Eyes narrowed, he tried, but the chains wouldn’t let him move all the way to the far side of the vehicle.

So be it. She whispered to the others, “Cover what I’m doing.”

With a smooth, liquid glide, Quentin stepped into place behind her, and Eva and Aryal crowded close. When she pulled out the pocketknife, Dragos covered his mouth with one hand and growled softly, “There are at least half a dozen guards watching us right now.”

She whispered furiously, “We’re going to keep trying this every hour on the hour if we have to, until we find some other alternative that works. Every hour that passes means I have that much less of the drug in my system.” She looked sidelong at Aryal. “Are you guys blocking their cameras?”

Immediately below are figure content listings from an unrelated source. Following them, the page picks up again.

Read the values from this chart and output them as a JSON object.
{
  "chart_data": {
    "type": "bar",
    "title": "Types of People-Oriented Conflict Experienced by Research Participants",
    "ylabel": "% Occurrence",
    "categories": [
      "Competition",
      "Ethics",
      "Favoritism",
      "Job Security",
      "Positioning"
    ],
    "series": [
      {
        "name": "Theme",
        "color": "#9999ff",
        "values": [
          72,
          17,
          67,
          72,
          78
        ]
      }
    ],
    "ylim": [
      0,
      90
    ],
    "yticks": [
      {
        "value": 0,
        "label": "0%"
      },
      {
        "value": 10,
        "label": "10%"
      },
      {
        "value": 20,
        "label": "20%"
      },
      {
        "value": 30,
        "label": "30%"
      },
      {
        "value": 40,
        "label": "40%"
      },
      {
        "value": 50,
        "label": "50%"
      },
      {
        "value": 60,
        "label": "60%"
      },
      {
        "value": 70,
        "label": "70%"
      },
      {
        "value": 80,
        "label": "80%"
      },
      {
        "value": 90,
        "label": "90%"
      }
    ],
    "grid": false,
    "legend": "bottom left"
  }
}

Aryal studied the area, eyes narrowed. “Yeah. I really think we are.”

Pia told Dragos, “Now stick your damn arm out.”

Running his sharp gaze over the tableau, he complied, and peeled back the bandage. Pia stared at the bite wound worriedly.

Had the dark streaks grown? Did it look the same as it had before? Honestly, she just couldn’t tell.

With a quick slice, she cut the end of her thumb and let the blood drip over the torn skin. Collectively, the five of them stared at the wound for several moments. It was such a small wound to mean so much. As Dragos said, it should have been negligible at most.

It couldn’t take everything away from her.

Pia wouldn’t let it.





Chapter Eight





Eva and Aryal’s eyes had gone wide—neither one of them had witnessed Pia heal anyone firsthand. Behind her, Quentin had stopped breathing.

Nothing happened. The bite mark remained, the puncture wounds raw.

Without a word, Dragos smoothed the bandage back into place.

“Damn,” Aryal breathed.

Snapping the knife closed, Pia jammed it back into her pocket. She told Dragos, “This is our life now. Every hour, on the hour. I’m not even scheduled to take the injection until this evening. And we’ll count every hour past then.”

He nodded. “We’ll figure out a way to hide it. Until we have another alternative.”

“That’s our cue to get out of here,” Aryal said to Quentin. She paused “Just how worried should I be about coming up against this old, famous Morgan of the Fae?”